Browning Monroe frame pack loaded with boned-out mule deer meat.
We boned out the buck and packed him back to our camp that evening with backstrap shishkabobs for dinner. Yum!
The next morning we were up early looking for a buck for Dallen and Kaden before we made the 4+ mile hike off the mountain with camp and my buck. We spent a couple of hours hiking up a canyon only to find one small forky and a few does. About a half hour after we made it back to camp and in the process of breaking camp my heart went crazy. I felt good but my chest felt like I had an orbital sander vibrating on it, my pulse was quite irregular and I kept almost passing out when I would raise up from bending over... but I felt fine. I figured I must be in atrial fibrillation (AFIB). Which I later confirmed was indeed AFIB.
We finished packing up camp and started heading off the mountain all the while my heart was vibrating weirdly. Whenever we came to any uphill sections I had to go extremely slow or I would start to black out. The trip off the mountain took an extra two hours and by the time we made it to my Jeep my heart was back to normal... Hmm... AFIB? What caused it???
With the buck in the freezer and a couple of days rest, I was back out helping Dallen find a good buck. We found a number of smaller bucks and had a good buck slip around through the pinon pines and disappear. We only caught a glimpse of him but he looked nice and we believe he doubled back on us around a cliffy steep point on the mountain. Cleaver buck.
After a pause to hunt elk in the Unita mountains and another AFIB episode in the Unitas, Kaden and I were back in our favorite deer hunting spot for the last few days of the rifle deer season.

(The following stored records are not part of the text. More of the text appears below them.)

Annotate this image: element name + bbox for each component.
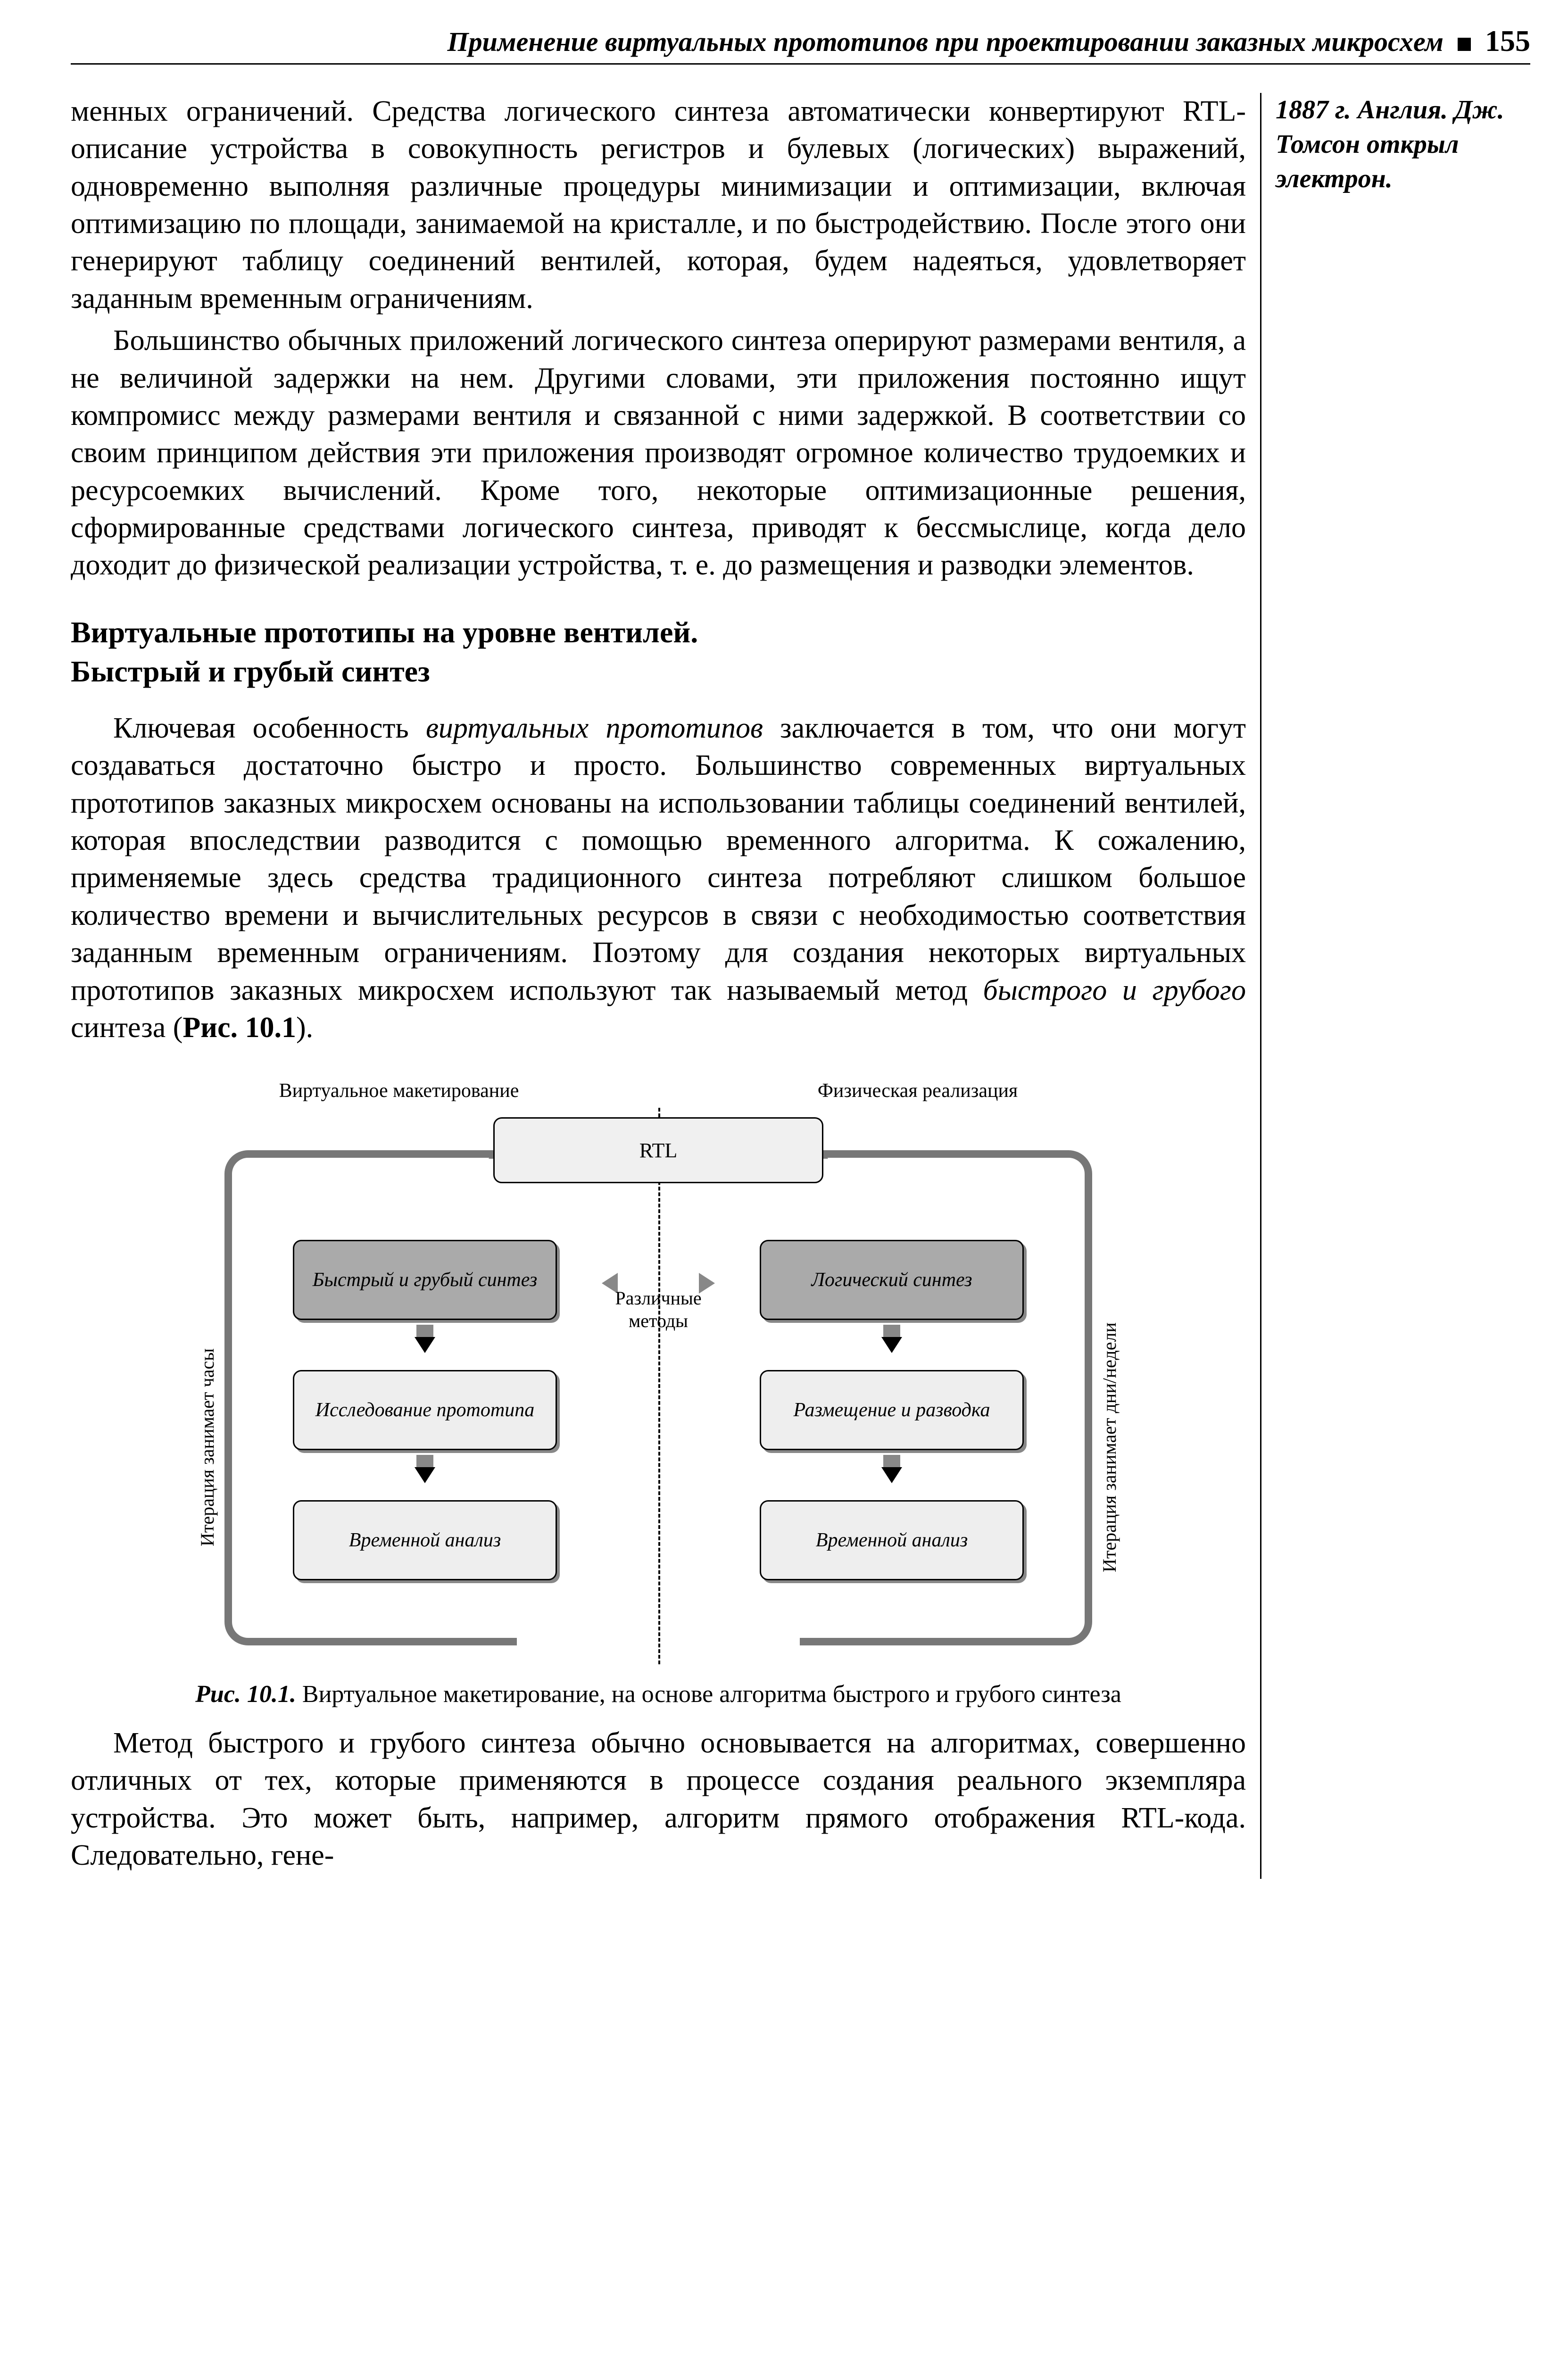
fig-label-virtual: Виртуальное макетирование <box>140 1079 658 1102</box>
feedback-loop-right <box>800 1150 1092 1645</box>
section-title-line2: Быстрый и грубый синтез <box>71 655 430 688</box>
center-methods-label: Различные методы <box>588 1287 729 1332</box>
paragraph-4: Метод быстрого и грубого синтеза обычно … <box>71 1725 1246 1874</box>
fig-label-physical: Физическая реализация <box>658 1079 1177 1102</box>
running-head-title: Применение виртуальных прототипов при пр… <box>448 26 1444 58</box>
figure-10-1: Виртуальное макетирование Физическая реа… <box>140 1079 1177 1710</box>
p3-text-e: синтеза ( <box>71 1012 183 1044</box>
p3-text-c: заключается в том, что они могут создава… <box>71 712 1246 1006</box>
paragraph-2: Большинство обычных приложений логическо… <box>71 322 1246 584</box>
p3-text-a: Ключевая особенность <box>113 712 426 744</box>
p3-emph-b: виртуальных прототипов <box>426 712 763 744</box>
figure-caption-text: Виртуальное макетирование, на основе алг… <box>296 1681 1121 1708</box>
p3-figref: Рис. 10.1 <box>183 1012 296 1044</box>
header-square-icon <box>1458 38 1471 51</box>
section-title: Виртуальные прототипы на уровне вентилей… <box>71 613 1246 691</box>
figure-caption-prefix: Рис. 10.1. <box>195 1681 296 1708</box>
sidebar-historical-note: 1887 г. Англия. Дж. Томсон открыл электр… <box>1276 93 1530 196</box>
page-header: Применение виртуальных прототипов при пр… <box>71 24 1530 65</box>
iteration-hours-label: Итерация занимает часы <box>196 1306 218 1589</box>
content-columns: менных ограничений. Средства логического… <box>71 93 1530 1879</box>
main-column: менных ограничений. Средства логического… <box>71 93 1261 1879</box>
paragraph-3: Ключевая особенность виртуальных прототи… <box>71 710 1246 1046</box>
rtl-box: RTL <box>493 1117 823 1183</box>
figure-top-labels: Виртуальное макетирование Физическая реа… <box>140 1079 1177 1102</box>
section-title-line1: Виртуальные прототипы на уровне вентилей… <box>71 615 698 649</box>
feedback-loop-left <box>224 1150 517 1645</box>
page-number: 155 <box>1485 24 1530 58</box>
paragraph-1: менных ограничений. Средства логического… <box>71 93 1246 317</box>
p3-emph-d: быстрого и грубого <box>983 974 1246 1006</box>
figure-caption: Рис. 10.1. Виртуальное макетирование, на… <box>140 1678 1177 1710</box>
figure-divider-line <box>658 1108 660 1664</box>
iteration-days-label: Итерация занимает дни/недели <box>1098 1306 1120 1589</box>
figure-body: RTL Различные методы Итерация занимает ч… <box>140 1108 1177 1664</box>
p3-text-g: ). <box>296 1012 313 1044</box>
sidebar-column: 1887 г. Англия. Дж. Томсон открыл электр… <box>1276 93 1530 1879</box>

It was dark when we made it to our camping location with our headlamps spying around 10 deer feeding and bedded down right in the spot we pitch our tent. LOL. The next morning we watched many deer and a good four point out around 700 yards. Not a huge enough buck to chase after for the first morning but a nice buck. That afternoon 200 yards from our camp a four-point appeared feeding out of the maple trees. Kaden made a less-than-perfect shot as the buck was facing us and the window to see the buck created a rush to shoot faster than we desired. We took our time working our way around the point making sure he wasn't sneaking out wounded where we couldn't see him but the buck was already expired within 100 yards of where Kaden shot him.
Great buck Kaden. This buck we believe is the buck that we watched in the morning at 700+ yards away.
After boning out the buck and making the 300-yard trip back to camp it was deer shishkabobs for dinner again. Yummy!
The next morning we slept in a little and then packed out camp and Kaden's buck. I was glad that my heart did great this whole trip and was hopeful that these episodes were over as I was thinking that the Celebrex prescription I had recently stopped taking for my non-bending knee was the culprit.
I had just an awesome time hunting for deer with my boys this fall. Sorry, we didn't find you a good buck for you Dallen.
Since this hunt, I have had two AFIB episodes where I have gone to the emergency room. I had at first thought my AFIB episodes were caused by Celebrex that I was taking for my replaced knee that wasn't bending well... apparently not. My last episode was bad and I had to have my heart shocked back into rhythm. I'm on meds that I'm not happy about but hopefully will keep me alive and away from a stroke that AFIB can cause. I'm not sure what 2023 is going to be like. My knee is slowly and I mean slowly improving and I just don't know what to do with my heart. It might be getting an ablation surgery, we will see. I hate the meds but am not quite ready to die.